Der Tiger Volume 3, Schwere Panzerabteilung 503
by Volker Ruff
Reviewed by John Prigent
We had to wait a while for this third volume in the series, but it was well worth waiting. This third book deals with the Tigers and other equipment of SPzAbt 503 with a host of photographs plus bilingual English/German captions and text. A few of the photos are well known but couldn’t be omitted from a complete study like this, but many are taken from private collections and haven’t been published before. Quite a few were provided by former members of the Abteilung.
Coverage begins with initial training beside 7 PzDiv, using 3 VK45.01 ‘Porsche’ Tigers. But higher command decided to use the Henschel design instead, so some crew familiarization had to be redone on the new vehicles after they were issued in late December 1942. In just a few days the unit was on its way to the Russian front, with only 2 Companies and a mix of Tigers and Pz III Ausf . The latter were formed into a Light Platoon for each Company and used as supports for the Tigers until enough Tigers could be delivered.
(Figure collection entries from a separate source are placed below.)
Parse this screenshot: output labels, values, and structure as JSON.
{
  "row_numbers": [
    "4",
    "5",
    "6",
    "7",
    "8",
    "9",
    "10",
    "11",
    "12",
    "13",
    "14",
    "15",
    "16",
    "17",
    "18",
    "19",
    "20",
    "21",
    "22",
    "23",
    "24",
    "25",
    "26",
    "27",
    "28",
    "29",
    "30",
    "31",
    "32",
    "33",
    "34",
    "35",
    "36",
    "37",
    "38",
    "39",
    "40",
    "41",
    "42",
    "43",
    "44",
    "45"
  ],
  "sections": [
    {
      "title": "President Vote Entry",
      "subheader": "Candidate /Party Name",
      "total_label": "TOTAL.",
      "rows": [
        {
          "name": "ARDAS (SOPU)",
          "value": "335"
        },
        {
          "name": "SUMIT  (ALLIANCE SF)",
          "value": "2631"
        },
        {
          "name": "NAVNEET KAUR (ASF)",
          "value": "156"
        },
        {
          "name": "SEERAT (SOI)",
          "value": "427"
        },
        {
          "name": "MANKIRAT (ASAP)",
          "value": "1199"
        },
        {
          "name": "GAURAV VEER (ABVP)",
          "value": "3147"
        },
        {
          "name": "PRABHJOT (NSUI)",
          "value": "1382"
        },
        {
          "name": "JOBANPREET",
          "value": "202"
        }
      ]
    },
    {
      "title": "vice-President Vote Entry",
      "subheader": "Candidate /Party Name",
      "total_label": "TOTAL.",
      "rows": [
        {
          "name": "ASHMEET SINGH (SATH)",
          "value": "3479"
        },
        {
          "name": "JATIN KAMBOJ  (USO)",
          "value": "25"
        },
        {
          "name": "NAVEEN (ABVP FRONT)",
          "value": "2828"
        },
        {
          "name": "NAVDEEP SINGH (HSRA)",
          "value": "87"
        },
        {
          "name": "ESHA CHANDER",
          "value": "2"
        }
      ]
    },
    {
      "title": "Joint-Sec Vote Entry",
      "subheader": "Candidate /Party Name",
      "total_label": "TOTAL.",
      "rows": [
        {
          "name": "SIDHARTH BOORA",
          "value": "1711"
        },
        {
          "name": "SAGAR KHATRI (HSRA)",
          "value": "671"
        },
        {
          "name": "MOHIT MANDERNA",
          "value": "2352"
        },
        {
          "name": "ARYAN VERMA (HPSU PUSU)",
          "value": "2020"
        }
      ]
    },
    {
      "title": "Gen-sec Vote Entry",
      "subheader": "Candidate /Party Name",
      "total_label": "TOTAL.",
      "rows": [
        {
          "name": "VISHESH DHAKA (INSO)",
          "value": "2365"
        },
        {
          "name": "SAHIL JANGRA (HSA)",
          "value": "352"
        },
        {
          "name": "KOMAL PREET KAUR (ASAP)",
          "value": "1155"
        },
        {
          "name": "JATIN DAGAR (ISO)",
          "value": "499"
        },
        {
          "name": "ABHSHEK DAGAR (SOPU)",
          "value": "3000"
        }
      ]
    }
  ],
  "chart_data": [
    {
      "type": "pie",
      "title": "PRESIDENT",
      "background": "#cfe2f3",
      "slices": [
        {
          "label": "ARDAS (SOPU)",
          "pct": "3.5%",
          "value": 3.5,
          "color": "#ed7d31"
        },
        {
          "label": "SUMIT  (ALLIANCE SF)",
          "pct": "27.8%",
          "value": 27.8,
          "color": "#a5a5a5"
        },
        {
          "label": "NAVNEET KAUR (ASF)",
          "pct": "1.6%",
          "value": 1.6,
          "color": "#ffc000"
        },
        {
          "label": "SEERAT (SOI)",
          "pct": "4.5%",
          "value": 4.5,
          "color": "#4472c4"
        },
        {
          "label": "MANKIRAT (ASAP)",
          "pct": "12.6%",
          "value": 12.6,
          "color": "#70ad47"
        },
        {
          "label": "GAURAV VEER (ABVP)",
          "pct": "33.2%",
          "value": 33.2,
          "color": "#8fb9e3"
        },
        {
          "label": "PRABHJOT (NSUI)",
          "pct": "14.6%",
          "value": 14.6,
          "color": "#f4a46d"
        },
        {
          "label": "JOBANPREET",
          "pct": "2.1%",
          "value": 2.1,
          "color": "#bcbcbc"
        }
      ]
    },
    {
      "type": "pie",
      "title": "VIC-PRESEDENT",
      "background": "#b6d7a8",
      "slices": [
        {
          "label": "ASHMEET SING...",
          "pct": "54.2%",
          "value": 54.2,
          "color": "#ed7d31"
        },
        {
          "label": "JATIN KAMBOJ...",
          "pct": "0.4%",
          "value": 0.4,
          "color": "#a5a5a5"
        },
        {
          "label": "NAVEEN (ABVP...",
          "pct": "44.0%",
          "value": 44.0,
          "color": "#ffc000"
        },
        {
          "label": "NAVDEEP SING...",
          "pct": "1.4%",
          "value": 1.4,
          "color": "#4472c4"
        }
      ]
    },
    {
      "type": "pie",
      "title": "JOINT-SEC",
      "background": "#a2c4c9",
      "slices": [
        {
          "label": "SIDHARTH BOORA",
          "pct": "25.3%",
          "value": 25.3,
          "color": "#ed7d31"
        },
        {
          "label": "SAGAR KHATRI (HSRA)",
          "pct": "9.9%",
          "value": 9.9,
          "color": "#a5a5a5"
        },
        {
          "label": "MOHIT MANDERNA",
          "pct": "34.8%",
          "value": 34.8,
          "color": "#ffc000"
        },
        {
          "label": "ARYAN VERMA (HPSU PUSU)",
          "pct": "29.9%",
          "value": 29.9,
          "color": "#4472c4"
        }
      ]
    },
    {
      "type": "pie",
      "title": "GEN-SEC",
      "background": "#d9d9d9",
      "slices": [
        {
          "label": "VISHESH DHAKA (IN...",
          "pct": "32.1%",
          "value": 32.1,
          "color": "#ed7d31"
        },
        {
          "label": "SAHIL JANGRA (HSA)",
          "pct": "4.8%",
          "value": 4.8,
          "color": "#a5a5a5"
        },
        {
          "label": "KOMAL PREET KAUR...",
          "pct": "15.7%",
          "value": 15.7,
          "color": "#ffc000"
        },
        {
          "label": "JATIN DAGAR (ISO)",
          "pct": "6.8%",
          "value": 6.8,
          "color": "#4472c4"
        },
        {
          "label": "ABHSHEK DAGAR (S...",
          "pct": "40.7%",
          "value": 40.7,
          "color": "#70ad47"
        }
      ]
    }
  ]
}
The Abteilung stayed in Russia until June 1944, when it returned to Germany for re-equipment after losing almost all its tanks in battle. The new Tiger IIs were the Porsche-turret version, but only enough for one Company while the other two got Tiger Is. Once again the crews had only a few days to get familiar with their new mounts before being sent into battle, this time on the Normandy front. But the heavy bombing included in Operation Goodwood hit 3 Company so badly that it had to pass its tigers to 2 Company and move to Mailly-le-Camp to be re-equipped again. This time it received the ‘Henschel-turreted’ version. But by this time the fighting had almost reached Paris, and only a few Tigers managed to escape across the Seine.
This meant yet another re-equipment, this time with just ‘Henschel-turret’ Tiger IIs and with the crews getting 3 weeks to familiarize themselves with the tanks. They were then sent to Hungary and more heavy fighting, but Russian attacks forced further retreats until the end of the war.
All these movements are described in the text, and the captions are as detailed as possible. For instance, anyone wondering how Tiger II 233 came to be photographed in Budapest will find the answer here.